The order of the Appellate Division should be affirmed.
In this action for a declaration that plaintiff is relieved of all its duties and liabilities under a policy of liability insurance issued by it to defendant Cherry covering a 1964 Ford truck, Special Term granted plaintiff's motion for summary judgment, holding that Cherry's conviction of manslaughter in the first degree is prima facie proof of a willful act obviating the concept of accident as embodied in said policy.

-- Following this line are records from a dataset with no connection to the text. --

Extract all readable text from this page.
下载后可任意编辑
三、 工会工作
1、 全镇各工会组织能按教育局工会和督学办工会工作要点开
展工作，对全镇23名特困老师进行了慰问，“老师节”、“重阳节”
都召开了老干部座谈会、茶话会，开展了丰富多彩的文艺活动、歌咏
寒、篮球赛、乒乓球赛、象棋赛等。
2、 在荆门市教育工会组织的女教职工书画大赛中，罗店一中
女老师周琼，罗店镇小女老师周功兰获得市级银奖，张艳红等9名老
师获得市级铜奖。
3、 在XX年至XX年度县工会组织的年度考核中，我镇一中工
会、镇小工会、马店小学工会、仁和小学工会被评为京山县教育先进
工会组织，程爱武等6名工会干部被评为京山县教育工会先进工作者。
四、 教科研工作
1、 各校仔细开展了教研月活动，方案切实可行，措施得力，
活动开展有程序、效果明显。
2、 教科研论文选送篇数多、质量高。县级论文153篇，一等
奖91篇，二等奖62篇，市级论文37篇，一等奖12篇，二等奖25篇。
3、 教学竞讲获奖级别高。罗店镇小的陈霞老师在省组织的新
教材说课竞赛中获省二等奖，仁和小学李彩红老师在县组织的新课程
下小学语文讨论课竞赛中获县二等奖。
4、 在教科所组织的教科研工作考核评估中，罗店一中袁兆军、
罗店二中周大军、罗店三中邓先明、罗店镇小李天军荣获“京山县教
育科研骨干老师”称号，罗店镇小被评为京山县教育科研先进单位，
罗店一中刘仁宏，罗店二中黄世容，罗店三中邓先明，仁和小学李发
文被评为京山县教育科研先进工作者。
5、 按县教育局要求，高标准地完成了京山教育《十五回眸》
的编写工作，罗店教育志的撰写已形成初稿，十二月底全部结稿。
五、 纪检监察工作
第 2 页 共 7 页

The Appellate Division reversed, on the law, and awarded partial summary judgment to said defendant to the extent that plaintiff is not relieved of its duty to defend under the policy and is to be responsible for the reasonable value of the services of Cherry's counsel, and that the remaining claims of plaintiff shall await determination after conclusion of a wrongful death action instituted against Cherry by Patricia J. Rice, as administratrix of the estate of Charles J. Rice.

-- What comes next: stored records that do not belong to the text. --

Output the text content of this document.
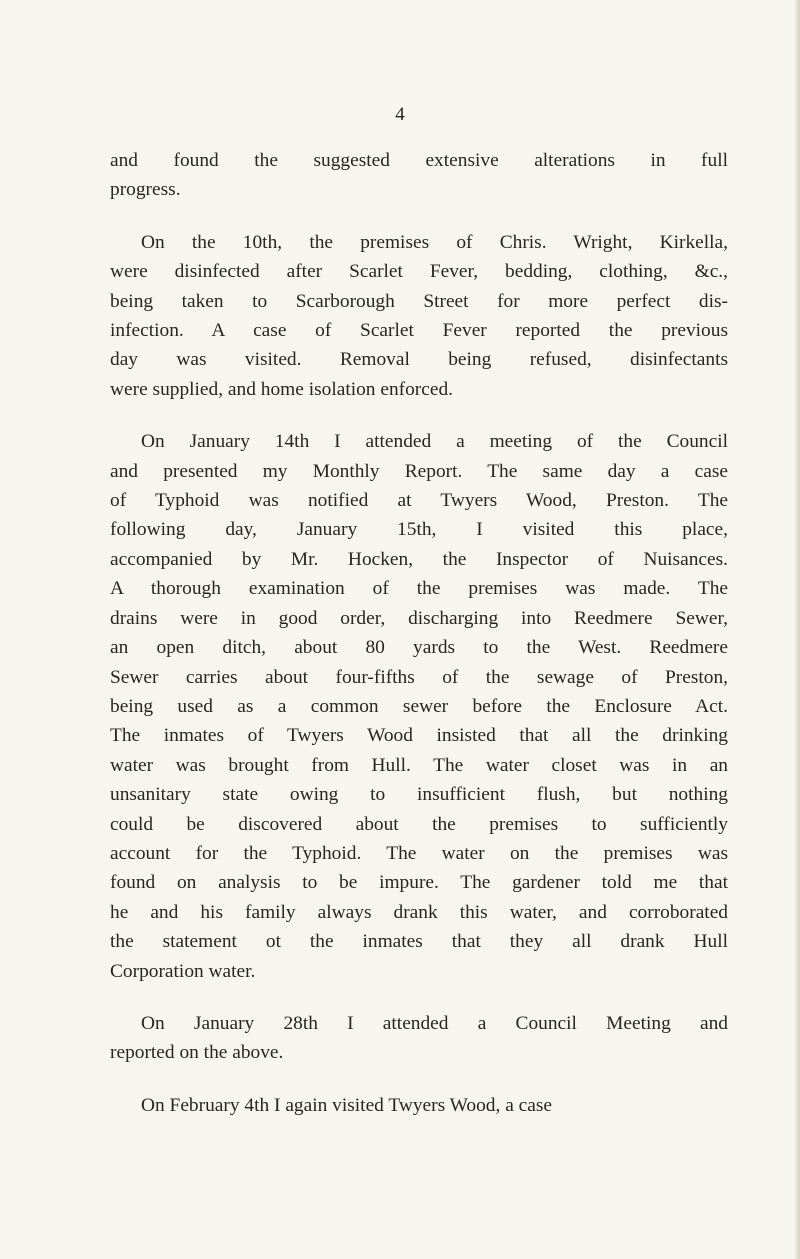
4
and found the suggested extensive alterations in full
progress.
On the 10th, the premises of Chris. Wright, Kirkella,
were disinfected after Scarlet Fever, bedding, clothing, &c.,
being taken to Scarborough Street for more perfect dis-
infection. A case of Scarlet Fever reported the previous
day was visited. Removal being refused, disinfectants
were supplied, and home isolation enforced.
On January 14th I attended a meeting of the Council
and presented my Monthly Report. The same day a case
of Typhoid was notified at Twyers Wood, Preston. The
following day, January 15th, I visited this place,
accompanied by Mr. Hocken, the Inspector of Nuisances.
A thorough examination of the premises was made. The
drains were in good order, discharging into Reedmere Sewer,
an open ditch, about 80 yards to the West. Reedmere
Sewer carries about four-fifths of the sewage of Preston,
being used as a common sewer before the Enclosure Act.
The inmates of Twyers Wood insisted that all the drinking
water was brought from Hull. The water closet was in an
unsanitary state owing to insufficient flush, but nothing
could be discovered about the premises to sufficiently
account for the Typhoid. The water on the premises was
found on analysis to be impure. The gardener told me that
he and his family always drank this water, and corroborated
the statement ot the inmates that they all drank Hull
Corporation water.
On January 28th I attended a Council Meeting and
reported on the above.
On February 4th I again visited Twyers Wood, a case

The death action, instituted on August 10, 1967 and alleging a cause based on negligence and another for intentionally causing the death, arose out of an occurrence on April 26, 1967 at or near a shale bank in Cornwall, New York, when Cherry operated his truck in a manner as to strike and kill Rice. In 1967, Cherry was indicted for manslaughter in the first degree, charged with violating former section 1050 of the Penal Law, and on September 29, 1969, following a trial, was convicted of said crime.

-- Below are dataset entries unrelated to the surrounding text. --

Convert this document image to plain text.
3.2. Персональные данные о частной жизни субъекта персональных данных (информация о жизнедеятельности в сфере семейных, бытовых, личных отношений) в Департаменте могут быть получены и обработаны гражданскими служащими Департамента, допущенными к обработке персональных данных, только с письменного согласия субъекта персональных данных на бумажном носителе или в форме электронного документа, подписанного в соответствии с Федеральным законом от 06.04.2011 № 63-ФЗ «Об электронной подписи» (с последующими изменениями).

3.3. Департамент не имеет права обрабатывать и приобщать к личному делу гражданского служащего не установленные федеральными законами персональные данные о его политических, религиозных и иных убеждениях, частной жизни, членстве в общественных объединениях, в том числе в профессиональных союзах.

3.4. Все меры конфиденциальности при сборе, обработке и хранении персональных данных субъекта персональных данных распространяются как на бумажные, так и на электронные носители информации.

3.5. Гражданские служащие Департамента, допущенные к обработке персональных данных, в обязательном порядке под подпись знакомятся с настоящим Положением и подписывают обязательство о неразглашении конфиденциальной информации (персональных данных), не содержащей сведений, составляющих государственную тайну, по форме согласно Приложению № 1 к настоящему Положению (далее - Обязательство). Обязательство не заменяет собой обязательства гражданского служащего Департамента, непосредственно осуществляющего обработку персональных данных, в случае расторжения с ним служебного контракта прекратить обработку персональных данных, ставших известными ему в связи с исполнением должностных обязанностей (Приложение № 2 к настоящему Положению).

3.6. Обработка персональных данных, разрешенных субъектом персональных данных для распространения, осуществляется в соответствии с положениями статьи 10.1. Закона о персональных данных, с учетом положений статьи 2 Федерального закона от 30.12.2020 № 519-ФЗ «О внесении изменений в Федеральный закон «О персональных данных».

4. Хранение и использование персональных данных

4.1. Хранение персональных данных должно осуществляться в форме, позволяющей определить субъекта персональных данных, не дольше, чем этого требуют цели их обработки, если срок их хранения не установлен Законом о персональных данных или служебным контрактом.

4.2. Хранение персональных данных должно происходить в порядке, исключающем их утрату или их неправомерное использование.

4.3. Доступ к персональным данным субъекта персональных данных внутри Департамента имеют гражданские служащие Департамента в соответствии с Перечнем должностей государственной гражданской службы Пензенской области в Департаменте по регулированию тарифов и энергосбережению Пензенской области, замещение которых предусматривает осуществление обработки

Plaintiff maintains on this appeal that it is entitled to disclaim liability coverage under the policy and to a grant of summary judgment in its favor, since Cherry's conviction rested on a finding of intent to do the criminal act, negating an accident, and, as a result, he was collaterally estopped from asserting the identical facts in a subsequent civil action which were finally decided previously in the criminal action. Our response to this position is relatively simple. The civil complaint contains a cause grounded on negligence, which is clearly within the risk covered by the policy, and since facts have been alleged which bring the death within the coverage, the policy requires plaintiff insurer to defend irrespective of defendant Cherry's ultimate liability, plaintiff's obligation to furnish Cherry with a defense being broader than its duty to pay (International Paper Co. v Continental Cas. Co., 35 N.Y.2d 322, 325-327; Goldberg v Lumber Mut. Cas. Ins. Co. of N.Y., 297 N.Y. 148, 154). The insurer's duty to defend "includes the defense of those actions in which alternative grounds are asserted, some within and others without the protection purchased," and extends to any action, however groundless, false or fraudulent, in which facts are alleged within the coverage afforded by the policy (Freedman, Inc. v Glens Falls Ins. Co., 27 N.Y.2d 364, 368; Prashker v United States Guar. Co., 1 N.Y.2d 584).
Chief Judge BREITEL and Judges JASEN, GABRIELLI, JONES, WACHTLER, FUCHSBERG and COOKE concur.
Order affirmed, with costs, in a memorandum.